I really enjoyed the detailed battle descriptions provided by Javier Garcia de Gabiola. Necessarily, there is a lot of detail to depict all the participants, but this is aided by the maps from Tom Cooper and the plethora of period photographs. The Berbers placed a premium on taking out opposing officers as quickly as they could in battle which led to many Spanish leaders since they continued to be killed. The Riffians were also adept in guerilla tactics which led to high casualty counts. I found it amazing how the Spaniards were able to sustain their losses early on, let alone the massacre at Annual where some 8,000 Spaniards lay dead and un-buried. One scenario during the Battle of Kert stood out where the Rifians were tossing cemetery crosses and stones at Spanish forces.

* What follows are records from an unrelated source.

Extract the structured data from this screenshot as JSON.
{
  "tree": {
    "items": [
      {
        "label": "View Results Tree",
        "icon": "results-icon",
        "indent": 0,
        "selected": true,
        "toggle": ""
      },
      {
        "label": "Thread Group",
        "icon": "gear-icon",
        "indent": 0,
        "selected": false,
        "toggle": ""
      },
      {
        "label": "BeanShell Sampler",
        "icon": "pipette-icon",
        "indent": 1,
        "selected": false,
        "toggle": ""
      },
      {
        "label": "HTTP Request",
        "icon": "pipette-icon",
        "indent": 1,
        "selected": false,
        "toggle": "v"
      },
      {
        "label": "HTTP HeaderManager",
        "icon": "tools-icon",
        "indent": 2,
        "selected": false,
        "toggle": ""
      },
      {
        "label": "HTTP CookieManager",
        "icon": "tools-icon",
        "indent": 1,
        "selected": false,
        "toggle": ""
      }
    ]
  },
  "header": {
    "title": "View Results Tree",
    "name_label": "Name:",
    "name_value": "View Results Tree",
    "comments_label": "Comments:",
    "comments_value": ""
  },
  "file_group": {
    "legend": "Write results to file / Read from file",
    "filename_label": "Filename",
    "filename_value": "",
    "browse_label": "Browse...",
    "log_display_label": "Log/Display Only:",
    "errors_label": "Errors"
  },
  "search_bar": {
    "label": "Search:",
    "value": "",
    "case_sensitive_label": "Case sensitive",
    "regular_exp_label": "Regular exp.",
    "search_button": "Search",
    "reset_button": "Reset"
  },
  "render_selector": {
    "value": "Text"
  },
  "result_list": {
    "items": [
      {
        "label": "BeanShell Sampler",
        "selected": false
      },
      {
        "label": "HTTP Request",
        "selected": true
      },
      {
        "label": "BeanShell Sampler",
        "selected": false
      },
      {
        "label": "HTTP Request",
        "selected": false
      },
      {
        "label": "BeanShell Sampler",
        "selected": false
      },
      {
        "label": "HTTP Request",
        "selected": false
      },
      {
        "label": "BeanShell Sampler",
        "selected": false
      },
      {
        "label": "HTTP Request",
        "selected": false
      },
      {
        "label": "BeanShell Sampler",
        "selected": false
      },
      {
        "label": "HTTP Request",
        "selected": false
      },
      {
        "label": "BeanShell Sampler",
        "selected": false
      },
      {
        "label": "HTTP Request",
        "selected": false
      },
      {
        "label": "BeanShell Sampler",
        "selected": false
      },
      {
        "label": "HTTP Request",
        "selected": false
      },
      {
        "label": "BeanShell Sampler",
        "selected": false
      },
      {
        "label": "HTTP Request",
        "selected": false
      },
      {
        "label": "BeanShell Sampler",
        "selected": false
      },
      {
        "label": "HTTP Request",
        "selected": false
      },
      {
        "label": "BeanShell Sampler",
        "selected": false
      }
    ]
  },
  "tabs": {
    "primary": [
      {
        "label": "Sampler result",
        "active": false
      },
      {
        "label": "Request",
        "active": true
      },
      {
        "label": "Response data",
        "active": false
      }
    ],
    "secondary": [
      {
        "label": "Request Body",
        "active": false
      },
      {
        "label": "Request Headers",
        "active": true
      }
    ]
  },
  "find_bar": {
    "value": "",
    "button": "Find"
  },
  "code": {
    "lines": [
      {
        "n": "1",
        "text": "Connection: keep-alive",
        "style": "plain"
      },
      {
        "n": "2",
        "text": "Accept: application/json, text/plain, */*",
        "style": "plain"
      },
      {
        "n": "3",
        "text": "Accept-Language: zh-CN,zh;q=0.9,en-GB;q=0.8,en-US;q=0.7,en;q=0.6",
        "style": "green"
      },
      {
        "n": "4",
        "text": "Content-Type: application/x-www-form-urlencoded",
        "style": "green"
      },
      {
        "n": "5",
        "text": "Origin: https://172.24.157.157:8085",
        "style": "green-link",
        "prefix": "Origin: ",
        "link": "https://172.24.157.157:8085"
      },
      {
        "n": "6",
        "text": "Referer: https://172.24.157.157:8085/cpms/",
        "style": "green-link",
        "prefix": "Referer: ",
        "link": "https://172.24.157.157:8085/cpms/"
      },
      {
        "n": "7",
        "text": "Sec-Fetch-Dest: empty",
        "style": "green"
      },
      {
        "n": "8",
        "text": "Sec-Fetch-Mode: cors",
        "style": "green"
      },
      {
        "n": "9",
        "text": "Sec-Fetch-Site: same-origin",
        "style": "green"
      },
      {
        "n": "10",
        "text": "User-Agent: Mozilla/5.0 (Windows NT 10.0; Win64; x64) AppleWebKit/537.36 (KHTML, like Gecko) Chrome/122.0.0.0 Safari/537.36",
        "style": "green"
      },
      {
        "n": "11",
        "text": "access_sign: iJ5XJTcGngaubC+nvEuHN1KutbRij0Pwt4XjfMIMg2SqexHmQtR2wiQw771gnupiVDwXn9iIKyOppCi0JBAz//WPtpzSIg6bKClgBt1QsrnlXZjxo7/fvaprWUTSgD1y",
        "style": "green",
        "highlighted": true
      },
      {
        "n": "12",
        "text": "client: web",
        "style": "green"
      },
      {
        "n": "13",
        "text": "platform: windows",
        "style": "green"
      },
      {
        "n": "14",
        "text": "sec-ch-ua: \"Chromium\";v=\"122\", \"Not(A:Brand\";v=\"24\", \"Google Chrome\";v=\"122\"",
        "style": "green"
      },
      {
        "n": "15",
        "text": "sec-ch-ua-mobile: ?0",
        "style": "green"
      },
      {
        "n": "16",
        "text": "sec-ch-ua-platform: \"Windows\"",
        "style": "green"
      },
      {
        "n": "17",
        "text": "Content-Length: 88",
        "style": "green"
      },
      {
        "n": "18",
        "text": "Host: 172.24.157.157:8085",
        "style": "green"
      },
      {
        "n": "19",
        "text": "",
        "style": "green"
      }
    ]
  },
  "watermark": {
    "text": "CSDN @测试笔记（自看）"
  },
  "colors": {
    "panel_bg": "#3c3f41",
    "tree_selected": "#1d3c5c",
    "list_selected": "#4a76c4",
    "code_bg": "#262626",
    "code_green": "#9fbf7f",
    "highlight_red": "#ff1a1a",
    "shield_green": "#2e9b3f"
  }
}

Javier Garcia de Gabiola has jammed a lot of information into this volume, but I still enjoyed the read and was able to finish it over three evenings. The period black and white photographs are all quite interesting and are well captioned. The color illustrations from Tom Cooper and Anderson Subtil are great [Page 34ii]. I’ve looked on the Helion website and Volume 2 is not being advertised yet, but I am looking forward to it. If you own any of the previous releases in the Helion @ War series, you know what you are getting. If this is your initial entry into this series, you will be pleased.

My thanks to Helion & Company, Casemate Publishing, and IPMS/USA for the chance to review this book.